原発の稼働で発生する使用済み核燃料や再処理後の高レベル放射性廃棄物(“核のごみ”)に関して、日本学術会議の分科会は25日、再稼働を判断する際、新たに発生する高レベル放射性廃棄物を暫定的に保管する施設を電力会社の責任で確保することを必要条件にすべきだとする報告書をまとめました。学術会議は、独立して職務を行う内閣府の「特別の機関」で、「わが国の科学者の内外に対する代表機関」として政府に勧告する権限も持っており、その報告は重いものがあります。
原発の再稼働の前提となる規制基準は、高レベル放射性廃棄物を暫定的に保管する施設の確保を条件にしていませんが、報告書は、「その点をあいまいにしたままの再稼働は、将来世代に対する無責任を意味するので、容認できない」と指摘しています。

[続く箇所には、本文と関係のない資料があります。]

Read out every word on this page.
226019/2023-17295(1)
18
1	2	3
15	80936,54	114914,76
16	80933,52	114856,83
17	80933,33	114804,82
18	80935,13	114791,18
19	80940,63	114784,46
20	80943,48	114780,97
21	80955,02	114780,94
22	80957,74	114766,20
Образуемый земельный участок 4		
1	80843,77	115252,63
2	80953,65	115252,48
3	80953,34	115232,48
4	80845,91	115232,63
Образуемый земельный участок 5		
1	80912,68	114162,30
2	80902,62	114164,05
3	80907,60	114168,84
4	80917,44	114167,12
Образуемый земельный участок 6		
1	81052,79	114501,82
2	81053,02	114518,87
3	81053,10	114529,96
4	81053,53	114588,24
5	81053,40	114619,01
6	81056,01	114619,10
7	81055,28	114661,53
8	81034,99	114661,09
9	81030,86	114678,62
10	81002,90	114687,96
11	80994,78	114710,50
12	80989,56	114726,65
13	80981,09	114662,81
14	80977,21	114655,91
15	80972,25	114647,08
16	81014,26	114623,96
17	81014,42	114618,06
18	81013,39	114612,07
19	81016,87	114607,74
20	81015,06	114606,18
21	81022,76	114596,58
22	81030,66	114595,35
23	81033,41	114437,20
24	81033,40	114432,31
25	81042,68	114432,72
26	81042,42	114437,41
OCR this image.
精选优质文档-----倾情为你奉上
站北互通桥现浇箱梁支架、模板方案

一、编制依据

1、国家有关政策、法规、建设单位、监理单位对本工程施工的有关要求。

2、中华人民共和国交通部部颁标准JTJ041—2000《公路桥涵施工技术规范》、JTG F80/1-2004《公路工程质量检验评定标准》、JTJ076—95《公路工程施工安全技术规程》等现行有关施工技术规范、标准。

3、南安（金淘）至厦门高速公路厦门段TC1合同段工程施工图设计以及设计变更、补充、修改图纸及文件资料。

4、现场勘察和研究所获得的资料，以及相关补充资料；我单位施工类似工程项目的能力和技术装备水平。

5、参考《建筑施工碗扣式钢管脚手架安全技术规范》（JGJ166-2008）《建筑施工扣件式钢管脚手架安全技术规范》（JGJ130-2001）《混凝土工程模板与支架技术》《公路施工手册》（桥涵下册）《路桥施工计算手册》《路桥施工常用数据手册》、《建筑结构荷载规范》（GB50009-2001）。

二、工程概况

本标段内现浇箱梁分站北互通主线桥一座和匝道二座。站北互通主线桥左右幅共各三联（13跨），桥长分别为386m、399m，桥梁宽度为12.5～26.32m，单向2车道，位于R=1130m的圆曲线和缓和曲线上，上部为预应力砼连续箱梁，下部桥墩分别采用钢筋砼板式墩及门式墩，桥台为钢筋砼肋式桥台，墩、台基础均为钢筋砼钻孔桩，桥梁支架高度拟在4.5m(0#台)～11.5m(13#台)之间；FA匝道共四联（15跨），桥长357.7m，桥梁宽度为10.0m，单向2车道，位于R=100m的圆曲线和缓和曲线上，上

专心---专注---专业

学術会議は2012年9月、高レベル放射性廃棄物を地下深くに埋めて処分する国の計画は行き詰まっており、「白紙に戻す覚悟で見直す必要がある」と指摘。「暫定保管」については、使用済み核燃料などを後から回収できる深さに「数十年から数百年の間」保管するなどと提言しました。
今回の報告書では、暫定的な保管について、1世代に相当する30年を一つの期間として、その間に、その後のより長期の政策選択の判断をすべきだとしています。さらに、暫定的に保管する施設の建設は、原発で収益を得てきた電力会社が負うべきであり、使用済み核燃料を保管する施設の確保は、原発の再稼働の前提条件とすべきだと指摘。「そのような条件の明確化をしないままの、既存原発の再稼働や原発建設・増設は、『現在世代の責任の原則』に反して無責任であり、容認出来るものではない」としています。
学術会議は29日、報告書の内容について記者会見する予定です。